Targeting eNOS and Beyond

Targeting eNOS and Beyond

Abstract and Introduction

Abstract

Currently available modalities for the treatment of acute ischemic stroke are aimed at preserving or augmenting cerebral blood flow. Experimental evidence suggests that statins, which show 25-30% reduction of stroke incidence in clinical trials, confer stroke protection by upregulation of eNOS and increasing cerebral blood flow. The upregulation of eNOS by statins is mediated by inhibition of small GTP-binding protein RhoA. Our recent study uncovered a unique role for a Rho-family member Rac1 in stroke protection. Rac1 in endothelium does not affect cerebral blood flow. Instead, inhibition of endothelial Rac1 leads to broad upregulation of the genes relevant to neurovascular protection. Intriguingly, inhibition of endothelial Rac1 enhances neuronal cell survival through endothelium-derived neurotrophic factors, including artemin. This review discusses the emerging therapeutic opportunities to target neurovascular signaling beyond the BBB, with special emphasis on the novel role of endothelial Rac1 in stroke protection.

Introduction

Ischemic stroke is the third leading cause of death in developed countries. To date, nearly 300 clinical trials concerned with acute treatment of ischemic stroke have been registered; However, most of the completed trials, have been disappointing, except for the modest benefit seen with the use of tissue plasminogen activator (tPA). In addition, although some agents, such as statins, show proven efficacy in stroke prevention, the magnitude of this effect is unsatisfactory. Therefore, a critical need exists for a deeper understanding of stroke pathophysiology for new therapeutic paradigms.
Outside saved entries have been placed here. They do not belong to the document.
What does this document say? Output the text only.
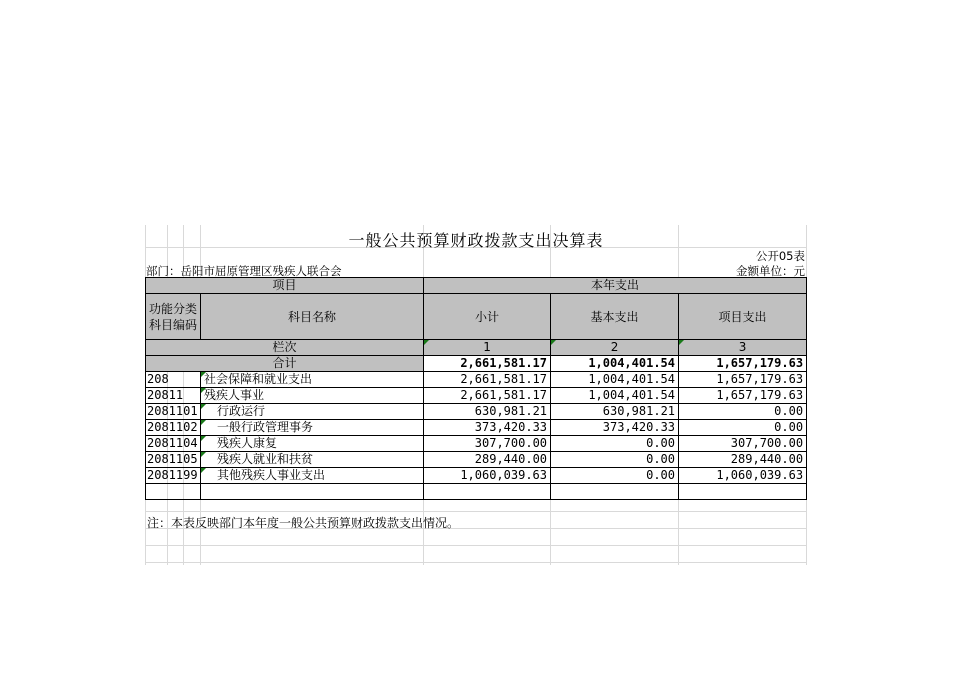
一般公共预算财政拨款支出决算表
公开05表
部门：岳阳市屈原管理区残疾人联合会	金额单位：元
项目		本年支出		
功能分类科目编码	科目名称	小计	基本支出	项目支出
栏次		1	2	3
合计		2,661,581.17	1,004,401.54	1,657,179.63
208	社会保障和就业支出	2,661,581.17	1,004,401.54	1,657,179.63
20811	残疾人事业	2,661,581.17	1,004,401.54	1,657,179.63
2081101	行政运行	630,981.21	630,981.21	0.00
2081102	一般行政管理事务	373,420.33	373,420.33	0.00
2081104	残疾人康复	307,700.00	0.00	307,700.00
2081105	残疾人就业和扶贫	289,440.00	0.00	289,440.00
2081199	其他残疾人事业支出	1,060,039.63	0.00	1,060,039.63

注：本表反映部门本年度一般公共预算财政拨款支出情况。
The disease process of stroke is multifactorial. It is noteworthy, however, that all modalities currently available for the treatment or prophylaxis of ischemic stroke, such as antiplatelet, antithrombotic and thrombolytic drugs, are aimed at preserving or restoring cerebral blood flow (CBF); this clearly underscores the importance of vascular function in the treatment of stroke. On the other hand, the limited efficacy of therapies targeting CBF has necessitated additional approaches for direct neuroprotection. Energy depletion in ischemia initiates a cascade of events: excitotoxicity, oxidative stress, proteolysis and inflammation, which ultimately lead to cell demise. Many promising experimental treatments targeting these processes have shown little effect in clinical trials. There are several sources for this failure, including the poor penetration of the agents across the BBB. Remarkable advances have been made recently that may ultimately lead to circumventing the BBB and facilitate direct neuroprotection. In this review, we will discuss recent progress in the neuroprotective modalities that target vascular endothelium to prevent or treat ischemic stroke, with special emphasis on the emerging heterogeneic roles of the Rho proteins, RhoA and Rac1, in these processes.